In the coffee shop Clea said, "I've found some things that might have a bearing on why you're going back to that time period. What have you found?"

"Oh my god, so much. I could spend tons of days here. I've been looking for stuff about how people might have lived around 100,000 years ago. They don't know a lot but believe that people were a lot like we are today – same brain size, probably in much better physical shape, which is certainly true for the people at Flat Rocks. They're super fit. Clea, I saw pictures of spear points, some small ones, like I've made in my dreams. Even remains of places like Zura's Thinking Circle. And I looked at a book about hunter-gatherers in Africa and how they lived just 50 years ago. So similar to Flat Rocks - it's incredible! I'm kind of overwhelmed. What about you?"

"I've been reading about the DNA work they've done tracing the migration of homo sapiens out of Africa. They believe that the first wave was 50,000 to 70,000 years ago. Not that long ago when you think about the evolution of humans. And that led me to read about population bottlenecks."

"What's that?"

"It's when there are huge shrinkages in the populations of humans or other animals. It sometimes ends in extinction. There is DNA evidence that there was a population bottleneck of homo sapiens – us – possibly around the time period of the Huti stone. That the human population got down to a few thousand, some even speculate a few hundred people."

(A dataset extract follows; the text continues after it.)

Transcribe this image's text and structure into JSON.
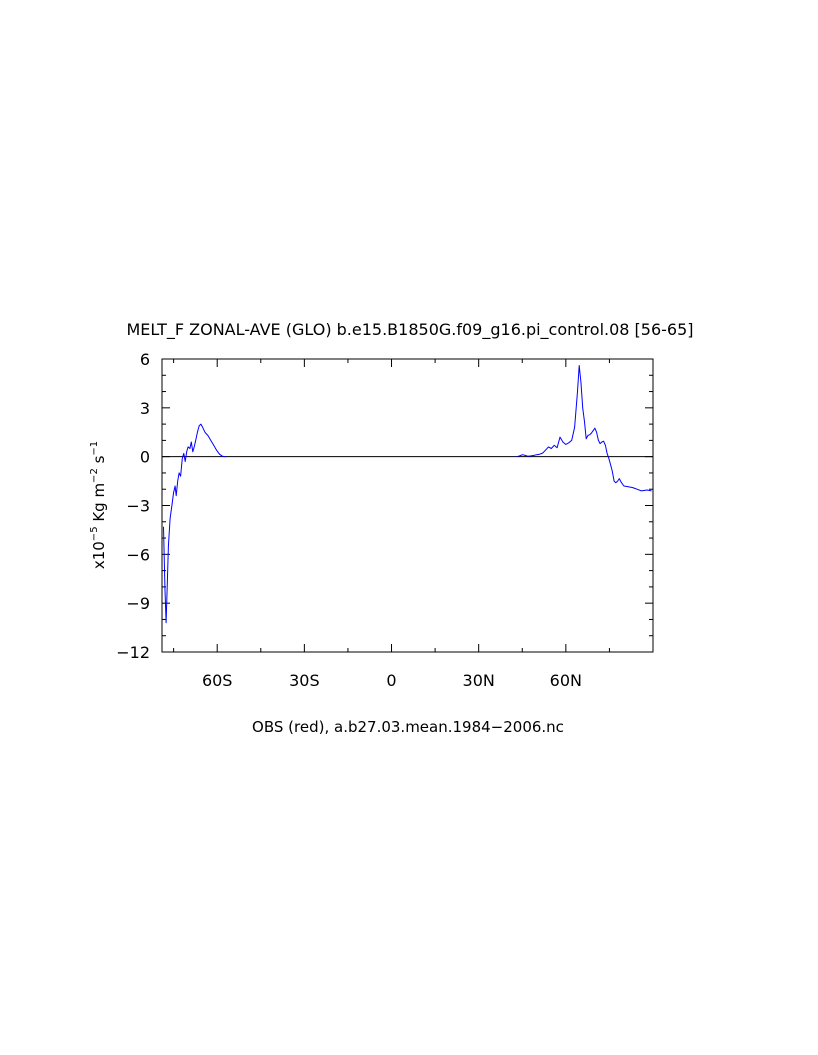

"Wow, you mean humans were almost extinct?"

"It appears so. It happened to the Neanderthals."

"That's crazy. Do you think it was the Ash Rain and Always Cloud, whatever they were?" Esri finished her sandwich. "Can we still stay for a while?"

"Sure, we can do a couple more hours. And you can come again some time."

They finished eating and went back to their table in the library. After about an hour, Esri gasped, "This is it!"